SYNOPSIS: Claire, jeune femme d'une grande beauté, suscite l'irrépressible jalousie de sa belle-mère Maud, qui va jusqu'à préméditer son meurtre. Sauvée in extremis par un homme mystérieux qui la recueille dans sa ferme, Claire décide de rester dans ce village et va éveiller l'émoi de ses habitants... Un, deux, et bientôt sept hommes vont tomber sous son charme ! Pour elle, c'est le début d'une émancipation radicale, à la fois charnelle et sentimentale...
Le leitmotiv initiatique fait partie intégrante de nombreuses œuvres d' Anne Fontaine : Perfect mothers, Marvin ou la belle éducation. Epousant ce thème dans son dernier film, la réalisatrice renoue avec Lou de Laâge dans un rôle bien différent de celui des Innocentes. Revisitant fidèlement le conte des Frères Grimm, Blanche comme neige se concentre sur le parcours d'un personnage principal, Claire, (formidablement porté par Lou de Laâge). La jeune femme, acclamée pour sa beauté, est au centre de toutes les attentions et particulièrement celles des hommes. A commencer par le compagnon de sa belle-mère ( Charles Berling, Isabelle Huppert).

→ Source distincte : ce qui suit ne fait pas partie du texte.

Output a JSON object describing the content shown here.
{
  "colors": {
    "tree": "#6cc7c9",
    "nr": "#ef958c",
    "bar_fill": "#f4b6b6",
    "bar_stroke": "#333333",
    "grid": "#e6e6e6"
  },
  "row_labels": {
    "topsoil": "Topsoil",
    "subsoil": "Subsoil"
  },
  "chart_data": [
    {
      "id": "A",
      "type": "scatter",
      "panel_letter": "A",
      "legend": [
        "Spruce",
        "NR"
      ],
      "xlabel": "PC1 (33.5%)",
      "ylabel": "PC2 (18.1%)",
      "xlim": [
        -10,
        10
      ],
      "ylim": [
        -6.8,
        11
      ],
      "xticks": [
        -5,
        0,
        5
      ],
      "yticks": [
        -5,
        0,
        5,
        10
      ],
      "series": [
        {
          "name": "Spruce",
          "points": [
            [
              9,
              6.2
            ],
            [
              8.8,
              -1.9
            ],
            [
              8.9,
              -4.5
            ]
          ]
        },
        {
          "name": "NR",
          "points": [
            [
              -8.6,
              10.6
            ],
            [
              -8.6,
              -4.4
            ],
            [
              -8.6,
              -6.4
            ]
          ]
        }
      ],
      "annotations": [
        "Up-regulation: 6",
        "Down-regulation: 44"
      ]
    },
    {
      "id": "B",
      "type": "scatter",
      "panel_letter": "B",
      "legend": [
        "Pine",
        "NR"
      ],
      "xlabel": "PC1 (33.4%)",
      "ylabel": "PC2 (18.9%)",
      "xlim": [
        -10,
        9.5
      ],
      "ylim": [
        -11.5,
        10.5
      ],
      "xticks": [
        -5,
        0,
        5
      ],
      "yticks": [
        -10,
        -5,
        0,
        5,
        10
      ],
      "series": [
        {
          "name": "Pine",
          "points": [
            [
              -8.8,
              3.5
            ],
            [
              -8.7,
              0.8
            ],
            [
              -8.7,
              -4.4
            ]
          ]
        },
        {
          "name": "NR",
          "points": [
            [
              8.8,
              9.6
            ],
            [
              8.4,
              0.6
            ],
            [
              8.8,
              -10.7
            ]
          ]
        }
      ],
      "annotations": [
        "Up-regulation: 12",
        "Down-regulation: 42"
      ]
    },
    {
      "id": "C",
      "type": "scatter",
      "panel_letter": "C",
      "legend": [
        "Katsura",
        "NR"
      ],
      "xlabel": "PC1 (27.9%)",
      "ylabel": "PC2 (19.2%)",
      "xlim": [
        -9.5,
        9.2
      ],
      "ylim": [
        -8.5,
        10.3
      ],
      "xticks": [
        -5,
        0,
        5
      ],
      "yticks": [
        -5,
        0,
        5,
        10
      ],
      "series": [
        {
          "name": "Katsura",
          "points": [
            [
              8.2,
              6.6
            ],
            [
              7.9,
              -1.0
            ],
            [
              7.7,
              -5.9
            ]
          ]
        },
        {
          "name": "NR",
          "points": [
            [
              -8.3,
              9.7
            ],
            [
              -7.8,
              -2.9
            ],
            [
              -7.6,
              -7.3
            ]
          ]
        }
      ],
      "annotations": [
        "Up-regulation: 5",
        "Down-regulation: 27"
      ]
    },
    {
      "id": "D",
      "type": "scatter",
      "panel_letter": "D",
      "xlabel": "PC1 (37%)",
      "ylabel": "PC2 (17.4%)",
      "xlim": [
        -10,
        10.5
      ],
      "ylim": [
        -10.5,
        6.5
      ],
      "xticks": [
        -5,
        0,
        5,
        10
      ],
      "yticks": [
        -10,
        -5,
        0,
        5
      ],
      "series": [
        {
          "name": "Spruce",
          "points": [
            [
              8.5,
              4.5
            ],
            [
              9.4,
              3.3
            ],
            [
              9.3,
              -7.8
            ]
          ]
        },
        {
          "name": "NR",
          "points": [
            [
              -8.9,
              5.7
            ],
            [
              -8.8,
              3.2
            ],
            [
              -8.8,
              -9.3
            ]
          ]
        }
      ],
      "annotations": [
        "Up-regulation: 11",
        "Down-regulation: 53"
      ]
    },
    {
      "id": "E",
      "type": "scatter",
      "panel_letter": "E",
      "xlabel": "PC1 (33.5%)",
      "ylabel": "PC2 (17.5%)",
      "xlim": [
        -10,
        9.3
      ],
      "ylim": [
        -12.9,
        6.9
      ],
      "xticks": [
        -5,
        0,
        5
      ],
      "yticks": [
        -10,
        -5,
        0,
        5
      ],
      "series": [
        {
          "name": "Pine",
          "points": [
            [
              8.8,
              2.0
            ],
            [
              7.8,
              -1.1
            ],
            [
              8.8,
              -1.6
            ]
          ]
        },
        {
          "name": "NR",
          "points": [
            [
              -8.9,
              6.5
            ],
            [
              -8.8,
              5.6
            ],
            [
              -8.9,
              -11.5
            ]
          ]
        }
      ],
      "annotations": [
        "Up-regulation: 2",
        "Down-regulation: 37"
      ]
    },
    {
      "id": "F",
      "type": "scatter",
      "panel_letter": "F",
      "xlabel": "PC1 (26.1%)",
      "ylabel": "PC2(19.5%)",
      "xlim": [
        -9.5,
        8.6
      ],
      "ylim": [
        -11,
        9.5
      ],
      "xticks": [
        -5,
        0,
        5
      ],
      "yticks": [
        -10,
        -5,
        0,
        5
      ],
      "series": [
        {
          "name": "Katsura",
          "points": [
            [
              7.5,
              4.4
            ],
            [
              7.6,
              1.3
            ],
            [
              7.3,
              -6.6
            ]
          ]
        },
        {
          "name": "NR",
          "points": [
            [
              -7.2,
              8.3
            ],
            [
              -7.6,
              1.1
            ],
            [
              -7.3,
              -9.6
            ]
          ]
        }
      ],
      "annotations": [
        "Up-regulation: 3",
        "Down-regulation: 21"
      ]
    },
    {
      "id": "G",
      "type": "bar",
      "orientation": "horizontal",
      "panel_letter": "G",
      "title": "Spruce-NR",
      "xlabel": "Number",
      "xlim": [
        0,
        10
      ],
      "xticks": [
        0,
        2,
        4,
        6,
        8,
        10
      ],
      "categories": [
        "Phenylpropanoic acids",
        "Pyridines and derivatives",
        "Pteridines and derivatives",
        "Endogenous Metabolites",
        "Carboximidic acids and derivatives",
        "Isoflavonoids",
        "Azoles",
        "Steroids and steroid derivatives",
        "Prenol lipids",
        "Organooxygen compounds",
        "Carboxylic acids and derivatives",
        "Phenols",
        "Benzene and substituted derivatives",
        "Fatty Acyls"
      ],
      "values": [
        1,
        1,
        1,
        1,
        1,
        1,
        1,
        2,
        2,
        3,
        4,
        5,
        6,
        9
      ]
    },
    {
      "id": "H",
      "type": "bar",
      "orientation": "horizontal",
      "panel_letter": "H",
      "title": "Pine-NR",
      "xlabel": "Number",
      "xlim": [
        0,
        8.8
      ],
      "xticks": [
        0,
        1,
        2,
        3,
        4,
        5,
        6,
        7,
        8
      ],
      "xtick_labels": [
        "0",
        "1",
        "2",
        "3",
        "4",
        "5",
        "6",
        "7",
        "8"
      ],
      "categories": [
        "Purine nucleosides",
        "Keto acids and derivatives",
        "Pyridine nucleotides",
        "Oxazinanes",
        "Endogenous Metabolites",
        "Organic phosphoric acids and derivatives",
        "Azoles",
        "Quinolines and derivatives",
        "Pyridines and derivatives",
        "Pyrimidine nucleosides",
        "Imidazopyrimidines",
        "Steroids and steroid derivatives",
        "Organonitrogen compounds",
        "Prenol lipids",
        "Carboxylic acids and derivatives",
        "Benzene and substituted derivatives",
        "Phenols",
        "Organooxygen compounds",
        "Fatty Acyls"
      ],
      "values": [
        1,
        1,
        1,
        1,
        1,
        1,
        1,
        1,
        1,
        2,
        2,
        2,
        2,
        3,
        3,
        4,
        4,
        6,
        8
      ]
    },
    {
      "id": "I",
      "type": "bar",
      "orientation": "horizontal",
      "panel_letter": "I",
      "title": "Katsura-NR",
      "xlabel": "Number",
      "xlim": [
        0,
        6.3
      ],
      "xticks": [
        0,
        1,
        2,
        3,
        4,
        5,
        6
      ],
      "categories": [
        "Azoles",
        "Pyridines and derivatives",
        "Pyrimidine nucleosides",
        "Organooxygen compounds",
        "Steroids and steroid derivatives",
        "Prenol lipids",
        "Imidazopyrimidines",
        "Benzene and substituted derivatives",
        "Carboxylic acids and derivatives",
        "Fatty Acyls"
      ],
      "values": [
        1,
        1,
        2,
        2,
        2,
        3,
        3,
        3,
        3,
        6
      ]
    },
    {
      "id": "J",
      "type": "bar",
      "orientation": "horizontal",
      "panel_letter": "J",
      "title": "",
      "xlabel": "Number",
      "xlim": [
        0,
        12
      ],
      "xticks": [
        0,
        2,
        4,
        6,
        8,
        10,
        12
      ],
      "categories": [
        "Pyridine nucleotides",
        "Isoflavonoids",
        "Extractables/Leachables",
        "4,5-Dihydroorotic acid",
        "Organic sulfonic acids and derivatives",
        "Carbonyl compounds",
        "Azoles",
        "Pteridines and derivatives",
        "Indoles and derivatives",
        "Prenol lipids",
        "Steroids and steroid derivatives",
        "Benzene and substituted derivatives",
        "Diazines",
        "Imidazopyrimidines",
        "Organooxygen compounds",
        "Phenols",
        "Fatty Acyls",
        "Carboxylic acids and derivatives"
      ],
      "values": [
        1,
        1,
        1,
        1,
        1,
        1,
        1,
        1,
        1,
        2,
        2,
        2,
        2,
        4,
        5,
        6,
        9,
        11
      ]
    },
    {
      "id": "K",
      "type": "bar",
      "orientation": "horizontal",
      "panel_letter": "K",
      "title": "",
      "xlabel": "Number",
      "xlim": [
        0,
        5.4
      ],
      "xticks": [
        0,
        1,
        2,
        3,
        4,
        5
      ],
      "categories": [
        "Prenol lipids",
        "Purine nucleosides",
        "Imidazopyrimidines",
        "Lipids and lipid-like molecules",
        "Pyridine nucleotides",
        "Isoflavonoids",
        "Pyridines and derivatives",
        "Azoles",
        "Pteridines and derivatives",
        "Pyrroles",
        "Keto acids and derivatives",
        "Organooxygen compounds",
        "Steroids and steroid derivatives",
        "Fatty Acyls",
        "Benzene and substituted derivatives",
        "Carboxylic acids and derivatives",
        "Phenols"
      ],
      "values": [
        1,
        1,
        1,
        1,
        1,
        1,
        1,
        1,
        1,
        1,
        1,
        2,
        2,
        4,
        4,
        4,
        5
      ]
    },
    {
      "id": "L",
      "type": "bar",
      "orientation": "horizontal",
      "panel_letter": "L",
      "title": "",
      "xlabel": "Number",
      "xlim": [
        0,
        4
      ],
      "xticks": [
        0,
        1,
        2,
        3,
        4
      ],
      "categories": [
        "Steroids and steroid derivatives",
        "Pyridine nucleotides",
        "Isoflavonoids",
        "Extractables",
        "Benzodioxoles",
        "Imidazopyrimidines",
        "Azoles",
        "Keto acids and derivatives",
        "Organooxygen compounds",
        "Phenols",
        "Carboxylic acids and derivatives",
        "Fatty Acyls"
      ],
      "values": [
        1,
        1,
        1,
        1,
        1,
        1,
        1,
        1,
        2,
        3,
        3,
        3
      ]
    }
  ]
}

Ivre de jalousie, cette dernière se laisse convaincre de se débarrasser de Claire, Huppert étant très convaincante dans ce genre de rôles. C'est en trouvant refuge dans une campagne foisonnante et quasi monastique que la jeune fille fait la rencontre de plusieurs hommes qui façonneront ce qu'elle va devenir.. Au cœur de ce film, des thèmes intemporels comme le rapport à la jeunesse, la jalousie que la beauté physique peut susciter. Inhérents au conte, ces aspects sont éminemment cinématographiques car on peut y bâtir toute une trame scénaristique et y ajouter un contexte contemporain. Au final, il en résulte une alliance savante entre intemporel et modernité.
Si Claire recouvre peu à peu une forme de liberté qui ira croissante, c'est avant tout par ses rencontres. A leur manière, les sept hommes (qui ne sont pas nains) joueront un rôle crucial dans son rapport à la liberté. A commencer par les jumeaux, brillamment incarnés par un seul et même acteur : Damien Bonnard. (à lire l'interview de Damien Bonnard sur Les Lettres de Lucie ici) Ces derniers lui apportent de l'organique, du physique, du concret : ils sont l'un comme l'autre, l'incarnation de la pulsion, certes plus assumée chez Pierre que chez François. Le vétérinaire joué par Jonathan Cohen, tout en tension, lui apporte une note tourmentée dont elle se détache, pour ne pas la subir. Il l'éclaire sur les affres de la passion et elle est touchée par le trouble qui l'anime. Idem pour Vincent Macaigne dont le scepticisme l'éloigne de tout : l'ataraxie incarnée. Le jeune Clément ( Pablo Pauly) est touchant à la manière d'un Macaigne tant il peut être mal à l'aise, donc en décalage. Lui aussi apprendra à se libérer. Son père, Benoit Poelvoorde, sous ses airs de libraire, cache en revanche des intérêts peu orthodoxes. Ce qui n'est pas le cas du prêtre canadien, incroyable de sagesse et d'ouverture : en citant Saint Augustin, " Aime et fais ce que tu veux ", il donne toutes les clés à la jeune Claire pour se trouver. Sans jugement.
Ce qui fait du film d' Anne Fontaine une bouffée d'air jubilatoire, c'est son absence de jugement. On se laisse totalement porter par le personnage incarné par Lou de Laâge et en aucun cas on ne la juge parce qu'elle couche avec plusieurs hommes. Au contraire, on prend comme elle un plaisir grisant et grandissant à se confronter à cette liberté de la chair, des sens mais aussi de l'âme. Plus que jamais, le corps est lié à l'esprit et la liberté d'esprit, à celle du corps. Amen.